Tornando alla Premier, se togliamo anche solo la fetta di popolazione che non ha accesso a CCTV 5+, ossia all’HD, e la mancata trasmissione del match dell’Arsenal a seguito delle frasi di Ozil, stiamo parlando di un’emittente che per motivi politici opera una scelta che dal punto di vista strettamente economico sarebbe inspiegabile. Nel 2016, infatti, l’accordo tra tv cinese e Premier League, programmato a partire proprio da questa stagione, prevedeva l’acquisto dei diritti tv per tre annate al modico prezzo di 564 milioni di sterline (all’epoca circa 620 milioni di euro). Il contratto TV allora più ricco siglato dal campionato inglese con un’emittente estera. E’ evidente che gli interessi in gioco vanno al di là della sola sfera finanziaria.
Anche nel 2020, lo sport viene pertanto usato dalla politica internazionale, ma con scopi molto diversi dal passato. Fino alla Seconda Guerra Mondiale, era un’arma di propaganda dei totalitarismi. Emblematico l’esempio del nostro Primo Carnera, peso massimo osannato dal regime fascista quando divenne campione del mondo a New York e poi subito dimenticato alla prima sconfitta. Ai tempi della guerra fredda, lo sport costituiva un ulteriore campo per affermare la supremazia di un blocco su un altro, non meno importante della corsa allo spazio (basti pensare alle nuotatrici iperdopate della DDR), anche sul piano diplomatico con il boicottaggio occidentale a Mosca ’80, subito restituito da URSS e paesi satellite a Los Angeles ’84.
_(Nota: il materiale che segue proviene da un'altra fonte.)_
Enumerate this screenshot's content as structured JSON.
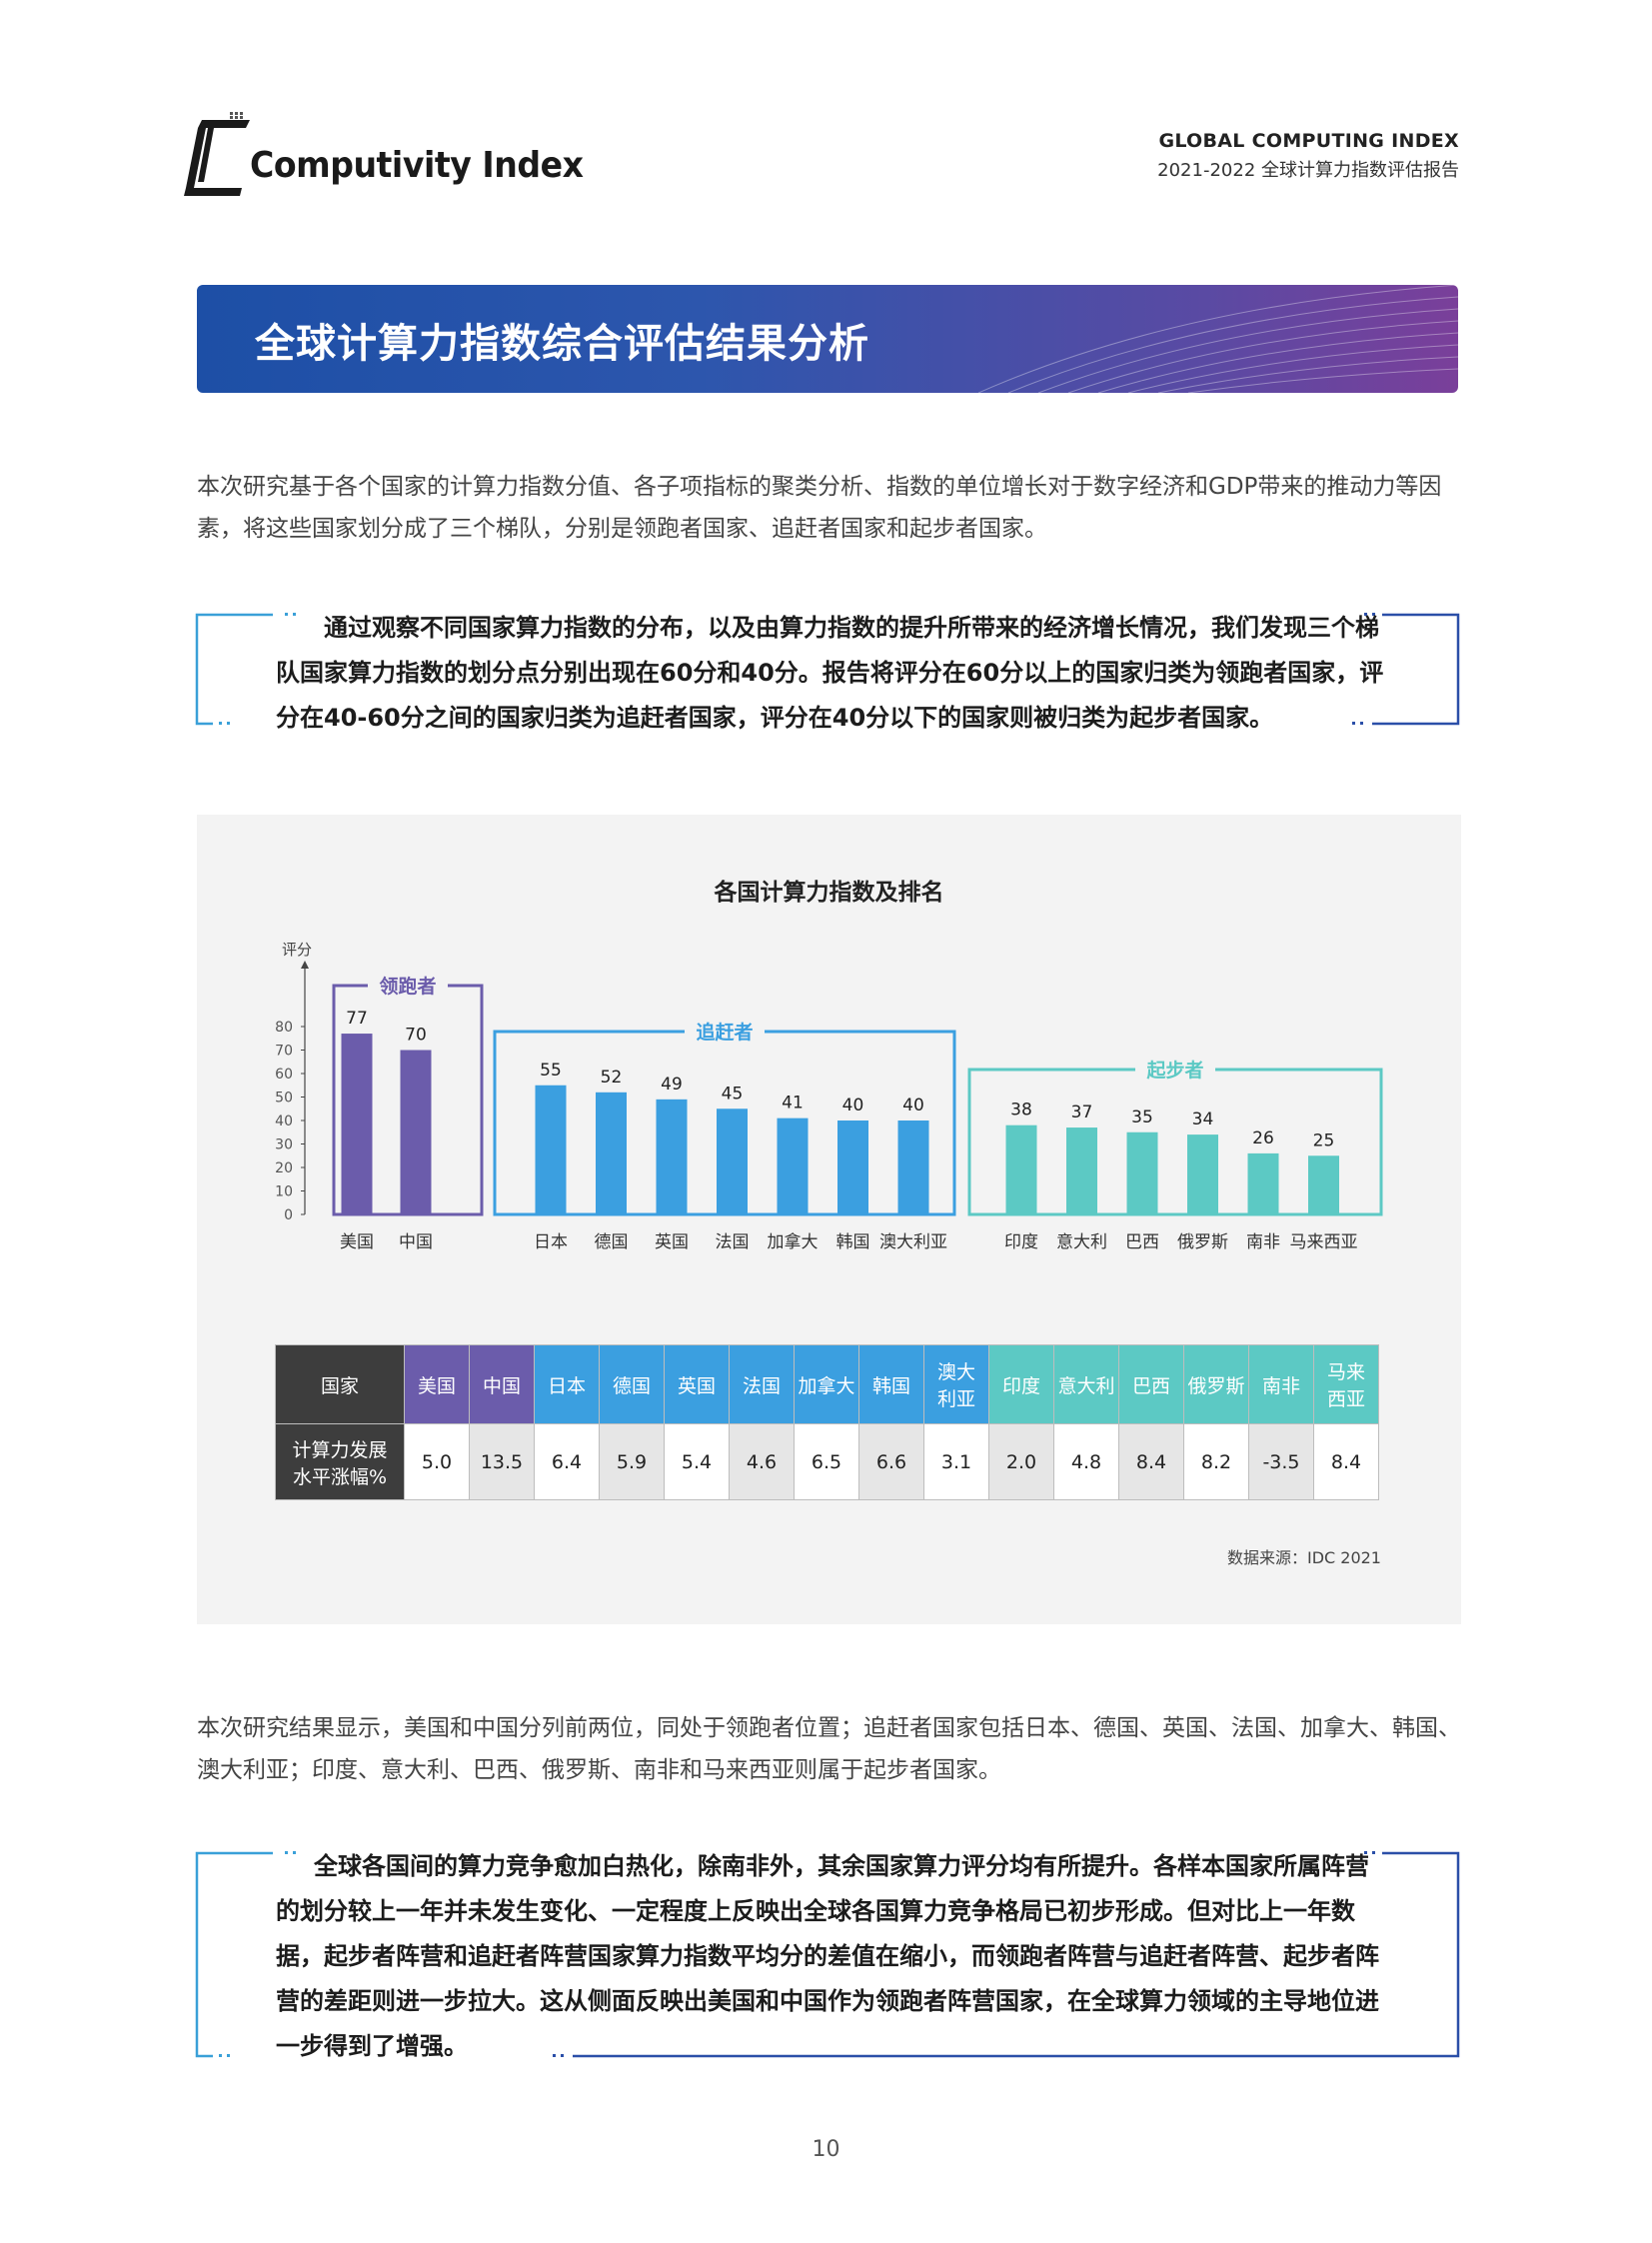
{
  "header": {
    "logo_text": "Computivity Index",
    "right_title": "GLOBAL COMPUTING INDEX",
    "right_subtitle": "2021-2022 全球计算力指数评估报告"
  },
  "section_title": "全球计算力指数综合评估结果分析",
  "intro_text": "本次研究基于各个国家的计算力指数分值、各子项指标的聚类分析、指数的单位增长对于数字经济和GDP带来的推动力等因素，将这些国家划分成了三个梯队，分别是领跑者国家、追赶者国家和起步者国家。",
  "callout1_text": "通过观察不同国家算力指数的分布，以及由算力指数的提升所带来的经济增长情况，我们发现三个梯队国家算力指数的划分点分别出现在60分和40分。报告将评分在60分以上的国家归类为领跑者国家，评分在40-60分之间的国家归类为追赶者国家，评分在40分以下的国家则被归类为起步者国家。",
  "chart_data": {
    "type": "bar",
    "title": "各国计算力指数及排名",
    "ylabel": "评分",
    "ylim": [
      0,
      80
    ],
    "yticks": [
      0,
      10,
      20,
      30,
      40,
      50,
      60,
      70,
      80
    ],
    "groups": [
      {
        "name": "领跑者",
        "color": "#6b5cab",
        "categories": [
          "美国",
          "中国"
        ],
        "values": [
          77,
          70
        ]
      },
      {
        "name": "追赶者",
        "color": "#3b9fe0",
        "categories": [
          "日本",
          "德国",
          "英国",
          "法国",
          "加拿大",
          "韩国",
          "澳大利亚"
        ],
        "values": [
          55,
          52,
          49,
          45,
          41,
          40,
          40
        ]
      },
      {
        "name": "起步者",
        "color": "#5cc9c4",
        "categories": [
          "印度",
          "意大利",
          "巴西",
          "俄罗斯",
          "南非",
          "马来西亚"
        ],
        "values": [
          38,
          37,
          35,
          34,
          26,
          25
        ]
      }
    ]
  },
  "table": {
    "row_header_country": "国家",
    "row_header_growth": "计算力发展\n水平涨幅%",
    "countries": [
      "美国",
      "中国",
      "日本",
      "德国",
      "英国",
      "法国",
      "加拿大",
      "韩国",
      "澳大\n利亚",
      "印度",
      "意大利",
      "巴西",
      "俄罗斯",
      "南非",
      "马来\n西亚"
    ],
    "growth": [
      "5.0",
      "13.5",
      "6.4",
      "5.9",
      "5.4",
      "4.6",
      "6.5",
      "6.6",
      "3.1",
      "2.0",
      "4.8",
      "8.4",
      "8.2",
      "-3.5",
      "8.4"
    ],
    "header_colors": [
      "#6b5cab",
      "#6b5cab",
      "#3b9fe0",
      "#3b9fe0",
      "#3b9fe0",
      "#3b9fe0",
      "#3b9fe0",
      "#3b9fe0",
      "#3b9fe0",
      "#5cc9c4",
      "#5cc9c4",
      "#5cc9c4",
      "#5cc9c4",
      "#5cc9c4",
      "#5cc9c4"
    ],
    "label_color": "#3d3d3d"
  },
  "source": "数据来源：IDC 2021",
  "result_text": "本次研究结果显示，美国和中国分列前两位，同处于领跑者位置；追赶者国家包括日本、德国、英国、法国、加拿大、韩国、澳大利亚；印度、意大利、巴西、俄罗斯、南非和马来西亚则属于起步者国家。",
  "callout2_text": "全球各国间的算力竞争愈加白热化，除南非外，其余国家算力评分均有所提升。各样本国家所属阵营的划分较上一年并未发生变化、一定程度上反映出全球各国算力竞争格局已初步形成。但对比上一年数据，起步者阵营和追赶者阵营国家算力指数平均分的差值在缩小，而领跑者阵营与追赶者阵营、起步者阵营的差距则进一步拉大。这从侧面反映出美国和中国作为领跑者阵营国家，在全球算力领域的主导地位进一步得到了增强。",
  "page_number": "10"
}
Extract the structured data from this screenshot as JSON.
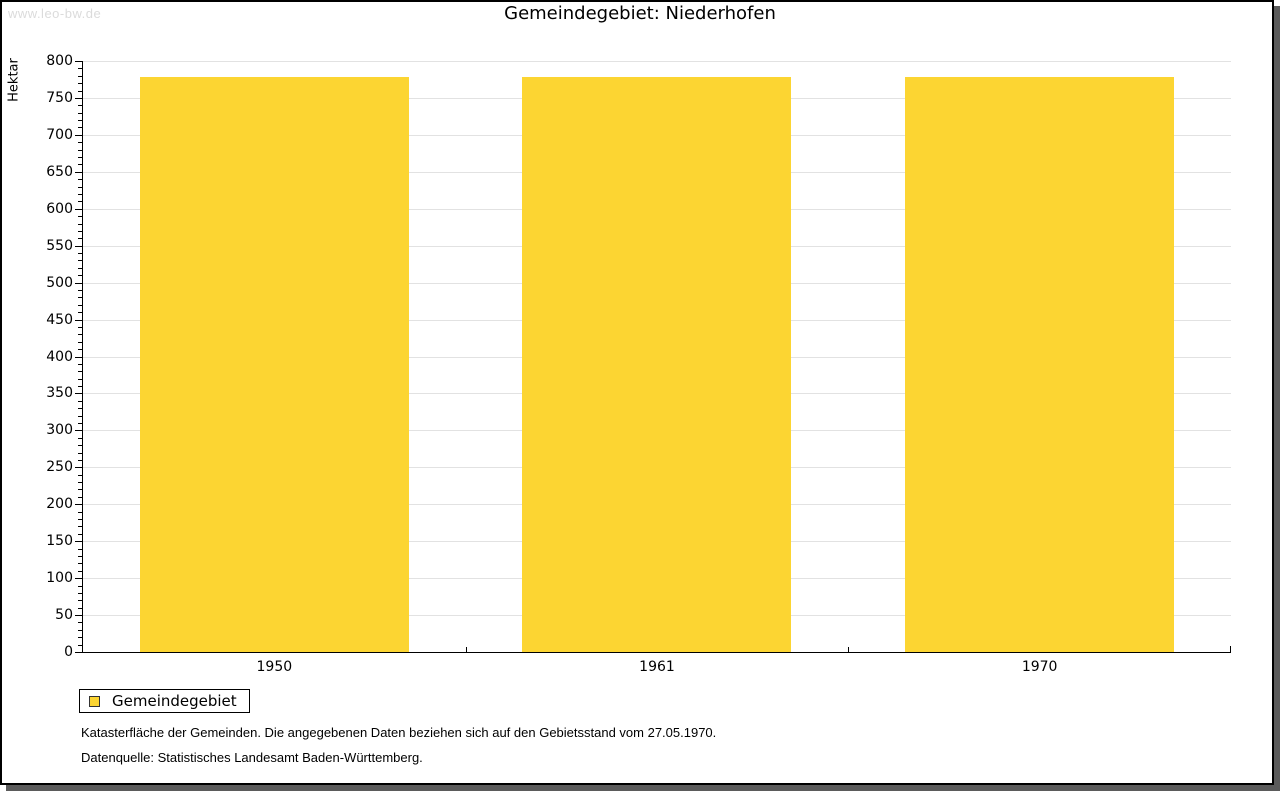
{
  "site": {
    "watermark": "www.leo-bw.de"
  },
  "legend": {
    "label": "Gemeindegebiet"
  },
  "notes": [
    "Katasterfläche der Gemeinden. Die angegebenen Daten beziehen sich auf den Gebietsstand vom 27.05.1970.",
    "Datenquelle: Statistisches Landesamt Baden-Württemberg."
  ],
  "colors": {
    "bar": "#fcd532",
    "grid": "#e2e2e2",
    "axis": "#000000",
    "watermark_text": "#dbdbdb",
    "shadow": "#5b5b5b"
  },
  "chart_data": {
    "type": "bar",
    "title": "Gemeindegebiet: Niederhofen",
    "categories": [
      "1950",
      "1961",
      "1970"
    ],
    "series": [
      {
        "name": "Gemeindegebiet",
        "values": [
          779,
          779,
          779
        ],
        "color": "#fcd532"
      }
    ],
    "xlabel": "",
    "ylabel": "Hektar",
    "ylim": [
      0,
      800
    ],
    "ytick_major": 50,
    "ytick_minor": 10,
    "grid": true,
    "legend_position": "bottom-left"
  }
}
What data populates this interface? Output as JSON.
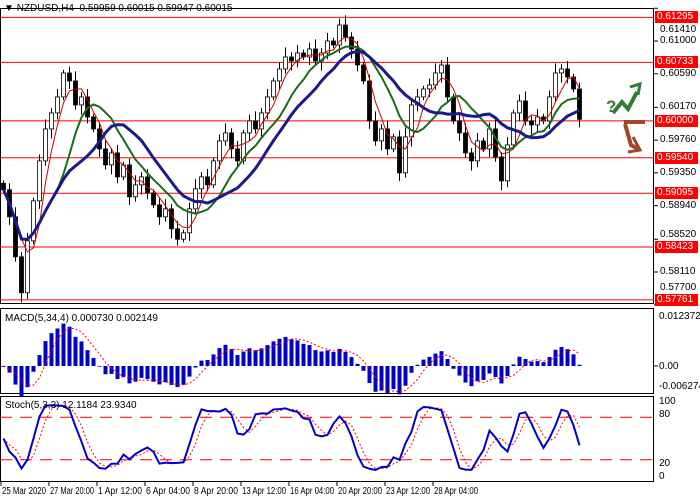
{
  "header": {
    "symbol": "NZDUSD,H4",
    "open": "0.59959",
    "high": "0.60015",
    "low": "0.59947",
    "close": "0.60015"
  },
  "macd_label": "MACD(5,34,4) 0.000730 0.002149",
  "stoch_label": "Stoch(5,3,3) 12.1184 23.9340",
  "price_axis": [
    "0.61410",
    "0.61000",
    "0.60590",
    "0.60170",
    "0.59760",
    "0.59350",
    "0.58940",
    "0.58520",
    "0.58110",
    "0.57700"
  ],
  "levels": [
    "0.61295",
    "0.60733",
    "0.60000",
    "0.59540",
    "0.59095",
    "0.58423",
    "0.57761"
  ],
  "macd_axis": [
    "0.012372",
    "0.00",
    "-0.006274"
  ],
  "stoch_axis": [
    "100",
    "80",
    "20",
    "0"
  ],
  "time_axis": [
    "25 Mar 2020",
    "27 Mar 20:00",
    "1 Apr 12:00",
    "6 Apr 04:00",
    "8 Apr 20:00",
    "13 Apr 12:00",
    "16 Apr 04:00",
    "20 Apr 20:00",
    "23 Apr 12:00",
    "28 Apr 04:00"
  ],
  "forecast": {
    "question_mark": "?",
    "up_color": "#2e7d32",
    "down_color": "#a0462a"
  },
  "colors": {
    "level": "#ff0000",
    "macd_hist": "#0000cc",
    "signal": "#ff0000",
    "stoch_main": "#0000cc",
    "ma_fast": "#cc0000",
    "ma_mid": "#1a6b1a",
    "ma_slow": "#1a1a8c"
  },
  "chart_data": {
    "type": "candlestick",
    "title": "NZDUSD,H4",
    "ylim": [
      0.577,
      0.6141
    ],
    "closes": [
      0.5914,
      0.588,
      0.583,
      0.5785,
      0.585,
      0.59,
      0.595,
      0.599,
      0.601,
      0.603,
      0.606,
      0.605,
      0.602,
      0.603,
      0.6005,
      0.599,
      0.5965,
      0.5945,
      0.596,
      0.593,
      0.5945,
      0.5905,
      0.592,
      0.593,
      0.591,
      0.5895,
      0.588,
      0.589,
      0.5865,
      0.5852,
      0.586,
      0.589,
      0.5915,
      0.593,
      0.592,
      0.595,
      0.5975,
      0.5985,
      0.5965,
      0.595,
      0.5985,
      0.6,
      0.599,
      0.601,
      0.603,
      0.605,
      0.6065,
      0.608,
      0.6075,
      0.6085,
      0.608,
      0.609,
      0.6075,
      0.6085,
      0.61,
      0.6095,
      0.612,
      0.6105,
      0.609,
      0.607,
      0.605,
      0.6,
      0.5975,
      0.599,
      0.5965,
      0.598,
      0.5935,
      0.598,
      0.602,
      0.603,
      0.604,
      0.6045,
      0.606,
      0.607,
      0.603,
      0.6,
      0.5985,
      0.596,
      0.595,
      0.5975,
      0.5965,
      0.599,
      0.5955,
      0.5925,
      0.597,
      0.601,
      0.6025,
      0.6,
      0.5995,
      0.6005,
      0.6,
      0.603,
      0.606,
      0.6065,
      0.6055,
      0.604,
      0.6002
    ],
    "macd_ylim": [
      -0.006274,
      0.012372
    ],
    "stoch_levels": [
      20,
      80
    ]
  }
}
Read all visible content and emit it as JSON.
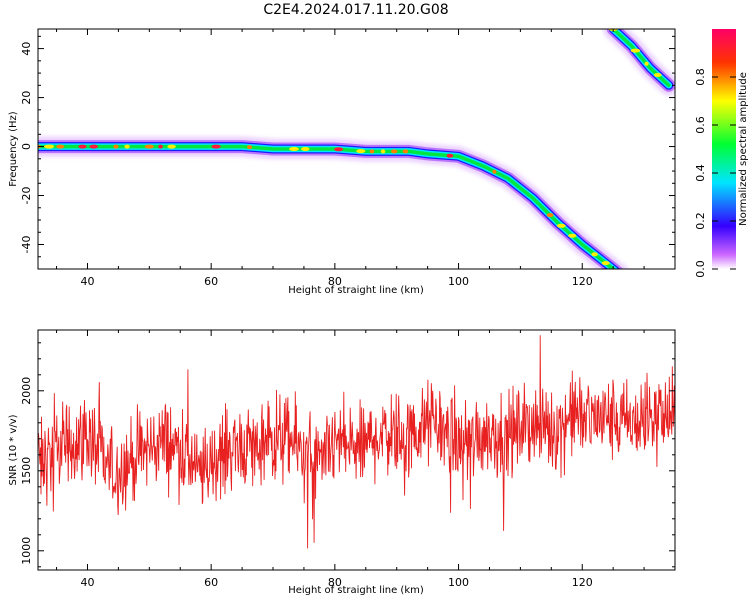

Oggi, nel mondo dell’economia e della comunicazione globale, lo sport nelle mani della politica assume forme e scopi molto più differenziati. Non è più un mezzo per affermare una forma di grandezza o superiorità, ma rientra a pieno titolo nella guerra commerciale tra superpotenze. Serve ai cinesi per togliere valore a un brand come la Premier League, come rappresaglia per posizioni ideologiche assunte (NBA e Ozil) o in risposta ad azioni politico-economiche (il governo UK che bandisce il 5G di Huawei).
Cambiano i tempi, cambiano modalità e scopi, ma non cambia l’utilizzo distorto dello sport. Gli antichi che fermavano persino le guerre per disputare le Olimpiadi ci appaiono sempre di più come lontani giganti.